Guess what? Field trips aren’t just for little kids! Field trips provide those exact same learning opportunities for college students as well, and applied and hands-on learning is something that Minnesota School of Business prides itself on.
Recently, our paralegal degree program’s litigation class got to take one field trip to the Hennepin County Courthouse in the Government Center.
“I love taking students out of the classroom to see what we are learning first hand,” said instructor Rachna Talwar.” It is so great to see their faces light up when they hear a term or see a concept come to life in the courtroom. This experience is so enriching because it gives students the ability to experience something new and provides a unique perspective to the class material.”

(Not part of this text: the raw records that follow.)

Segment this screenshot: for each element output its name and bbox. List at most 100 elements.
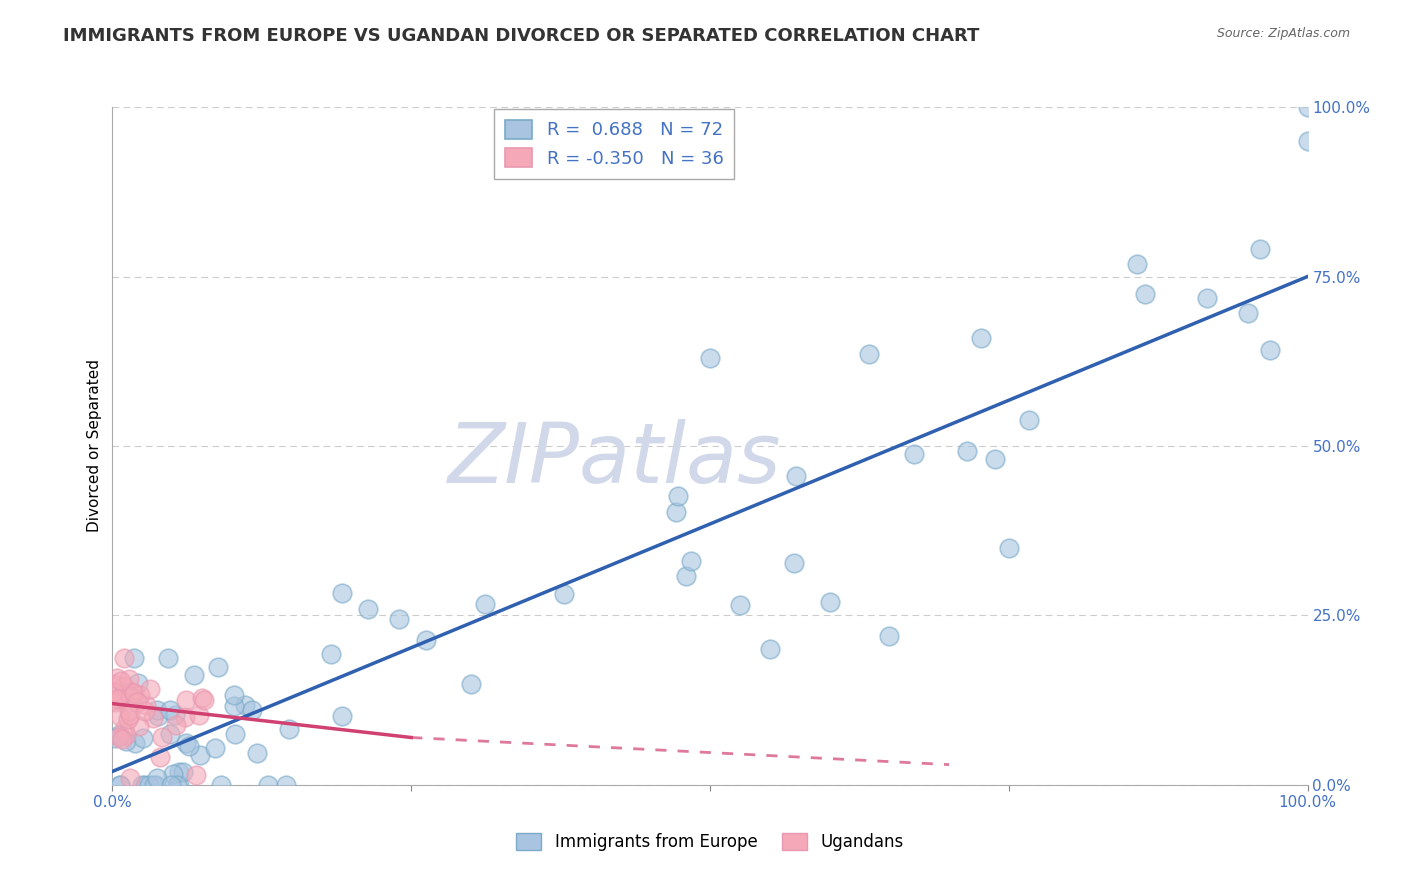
Point — [145, 772, 167, 786]
Point — [108, 778, 131, 792]
Point — [224, 727, 246, 741]
Point — [1018, 413, 1040, 427]
Point — [122, 686, 145, 700]
Point — [152, 730, 174, 744]
Point — [666, 489, 689, 503]
Point — [984, 452, 1007, 467]
Point — [105, 671, 128, 685]
Point — [188, 708, 211, 723]
Point — [699, 351, 721, 365]
Point — [103, 685, 125, 699]
Point — [998, 541, 1021, 555]
Point — [278, 722, 301, 736]
Point — [222, 688, 245, 702]
Point — [970, 331, 993, 345]
Text: Source: ZipAtlas.com: Source: ZipAtlas.com — [1216, 27, 1350, 40]
Point — [118, 708, 141, 723]
Point — [131, 778, 153, 792]
Point — [134, 704, 156, 718]
Text: IMMIGRANTS FROM EUROPE VS UGANDAN DIVORCED OR SEPARATED CORRELATION CHART: IMMIGRANTS FROM EUROPE VS UGANDAN DIVORC… — [63, 27, 980, 45]
Point — [127, 676, 149, 690]
Point — [167, 778, 190, 792]
Point — [357, 602, 380, 616]
Point — [138, 778, 160, 792]
Point — [321, 648, 343, 662]
Point — [132, 731, 155, 745]
Point — [117, 712, 139, 726]
Point — [112, 723, 135, 737]
Point — [166, 778, 188, 792]
Point — [156, 651, 179, 665]
Point — [1296, 100, 1319, 114]
Point — [143, 778, 166, 792]
Text: ZIPatlas: ZIPatlas — [447, 419, 782, 500]
Point — [108, 709, 131, 723]
Point — [276, 778, 298, 792]
Point — [105, 691, 128, 706]
Point — [163, 708, 186, 723]
Point — [139, 681, 162, 696]
Point — [134, 778, 156, 792]
Point — [108, 728, 131, 742]
Legend: Immigrants from Europe, Ugandans: Immigrants from Europe, Ugandans — [509, 827, 911, 858]
Point — [330, 709, 353, 723]
Point — [679, 554, 702, 568]
Point — [172, 764, 194, 779]
Point — [415, 632, 437, 647]
Point — [388, 611, 411, 625]
Point — [110, 674, 132, 689]
Point — [104, 731, 127, 745]
Point — [120, 771, 142, 785]
Point — [728, 599, 751, 613]
Point — [145, 778, 167, 792]
Point — [160, 778, 183, 792]
Point — [191, 691, 214, 706]
Point — [149, 749, 172, 764]
Point — [330, 586, 353, 600]
Point — [474, 597, 496, 611]
Point — [1296, 134, 1319, 148]
Point — [1237, 305, 1260, 319]
Point — [785, 469, 807, 483]
Point — [173, 709, 195, 723]
Point — [955, 444, 977, 458]
Point — [159, 727, 181, 741]
Point — [183, 668, 205, 682]
Point — [879, 629, 901, 643]
Point — [207, 660, 229, 674]
Point — [242, 703, 264, 717]
Point — [118, 689, 141, 703]
Point — [186, 768, 208, 782]
Point — [233, 698, 256, 713]
Point — [162, 767, 184, 781]
Point — [115, 734, 138, 748]
Point — [176, 736, 198, 750]
Point — [204, 740, 226, 755]
Point — [165, 717, 187, 731]
Point — [111, 731, 134, 746]
Point — [121, 685, 143, 699]
Point — [176, 693, 198, 707]
Point — [135, 698, 157, 712]
Point — [112, 651, 135, 665]
Point — [246, 746, 269, 760]
Point — [193, 693, 215, 707]
Point — [108, 691, 131, 706]
Point — [1195, 291, 1218, 305]
Point — [124, 651, 146, 665]
Point — [118, 704, 141, 718]
Point — [104, 695, 127, 709]
Point — [188, 748, 211, 763]
Point — [818, 595, 841, 609]
Point — [1126, 257, 1149, 271]
Point — [1133, 286, 1156, 301]
Point — [553, 587, 575, 601]
Point — [146, 703, 169, 717]
Point — [148, 708, 170, 723]
Point — [115, 728, 138, 742]
Point — [141, 711, 163, 725]
Point — [1249, 243, 1271, 257]
Point — [112, 679, 135, 693]
Point — [159, 703, 181, 717]
Point — [107, 730, 129, 744]
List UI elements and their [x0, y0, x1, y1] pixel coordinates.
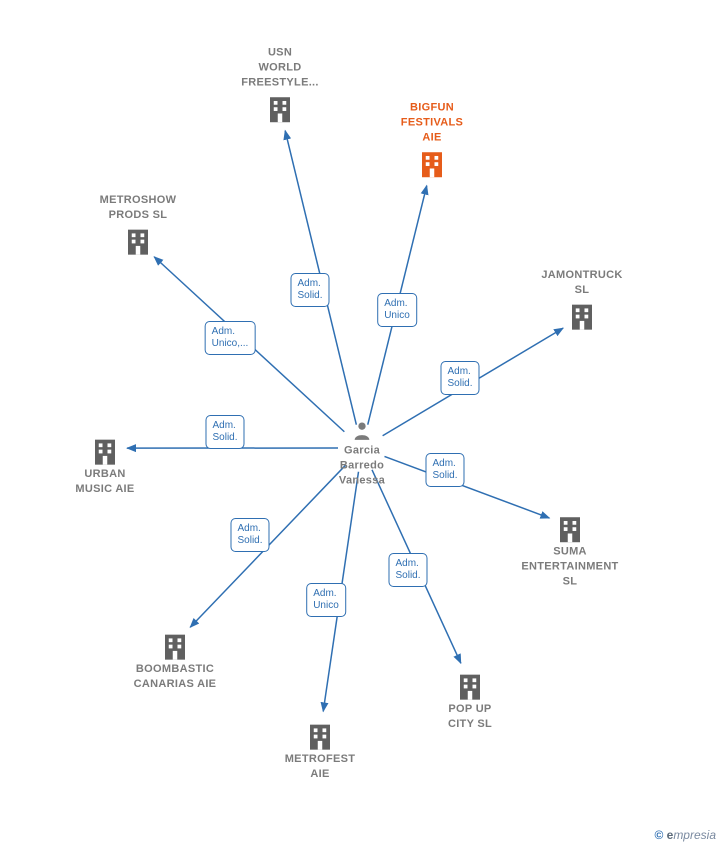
company-node[interactable]: METROSHOW PRODS SL [68, 193, 208, 257]
building-icon [160, 632, 190, 662]
company-node[interactable]: USN WORLD FREESTYLE... [210, 46, 350, 125]
company-node-label: SUMA ENTERTAINMENT SL [500, 545, 640, 590]
edge-label: Adm. Unico,... [205, 321, 256, 355]
edge-label: Adm. Solid. [290, 273, 329, 307]
company-node[interactable]: BIGFUN FESTIVALS AIE [362, 101, 502, 180]
company-node[interactable]: SUMA ENTERTAINMENT SL [500, 511, 640, 590]
company-node-label: POP UP CITY SL [400, 702, 540, 732]
edge-label: Adm. Solid. [205, 415, 244, 449]
center-node-person[interactable]: Garcia Barredo Vanessa [292, 420, 432, 489]
building-icon [417, 149, 447, 179]
company-node[interactable]: JAMONTRUCK SL [512, 268, 652, 332]
edge-label: Adm. Solid. [230, 518, 269, 552]
company-node-label: BIGFUN FESTIVALS AIE [362, 101, 502, 146]
building-icon [555, 515, 585, 545]
person-icon [351, 420, 373, 442]
building-icon [123, 227, 153, 257]
company-node-label: URBAN MUSIC AIE [35, 467, 175, 497]
edge-label: Adm. Solid. [388, 553, 427, 587]
brand-name: empresia [667, 828, 716, 842]
company-node[interactable]: METROFEST AIE [250, 718, 390, 782]
company-node-label: BOOMBASTIC CANARIAS AIE [105, 662, 245, 692]
company-node[interactable]: POP UP CITY SL [400, 668, 540, 732]
diagram-canvas: Garcia Barredo Vanessa USN WORLD FREESTYL… [0, 0, 728, 850]
building-icon [90, 437, 120, 467]
company-node[interactable]: URBAN MUSIC AIE [35, 433, 175, 497]
company-node-label: METROSHOW PRODS SL [68, 193, 208, 223]
edge-label: Adm. Solid. [440, 361, 479, 395]
edge-label: Adm. Unico [306, 583, 346, 617]
footer-attribution: © empresia [654, 828, 716, 842]
company-node-label: JAMONTRUCK SL [512, 268, 652, 298]
company-node-label: USN WORLD FREESTYLE... [210, 46, 350, 91]
copyright-symbol: © [654, 828, 663, 842]
edge-label: Adm. Solid. [425, 453, 464, 487]
building-icon [305, 722, 335, 752]
company-node[interactable]: BOOMBASTIC CANARIAS AIE [105, 628, 245, 692]
building-icon [265, 94, 295, 124]
center-node-label: Garcia Barredo Vanessa [292, 444, 432, 489]
building-icon [567, 302, 597, 332]
building-icon [455, 672, 485, 702]
edge-label: Adm. Unico [377, 293, 417, 327]
company-node-label: METROFEST AIE [250, 752, 390, 782]
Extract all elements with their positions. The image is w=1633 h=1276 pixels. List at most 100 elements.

While there, they got to sit in on a number of trials, from a felony trial to a mental health competency case. Here’s a little taste of what they got to see:
- Civil Forfeiture Hearing: After a certain number of DWIs, the state is allowed to seize your car. This was a hearing where the parties were trying to prevent that. During that hearing, the paralegal students also got to speak with the police officer that testified. They spoke to him about his experience being a witness, as it was his first hearing as a witness.
- Criminal Misdemeanor Court: Students saw arraignments, a DWI plea bargain, and a hearing regarding the defendant’s mental fitness.
- Felony Trial: This was a jury trial, where the defendant was charged with drug possession of crack-cocaine. Our paralegal degree students were able to see police officer testimony as well as expert testimony from the examiner’s office.
“It was a great day visiting the different court rooms,”said paralegal student, Liz Stigall. “It was interesting to see and hear real life situations that we talk about in class.”
After their time at the courthouse, the students gathered at Caribou Coffee and had a debrief of what they saw and general perceptions of the litigation process. Instructor Talwar also covered questions the students had regarding legal terminology they heard throughout the day.
“I loved going on a field trip!” paralegal program student Stephanie Rued said. “It was a fantastic way to apply what we are learning in the classroom to what’s going on in the real world.”
The evidence is clear (Zing! Courtroom pun!): field trips are pretty cool no matter what grade you’re in.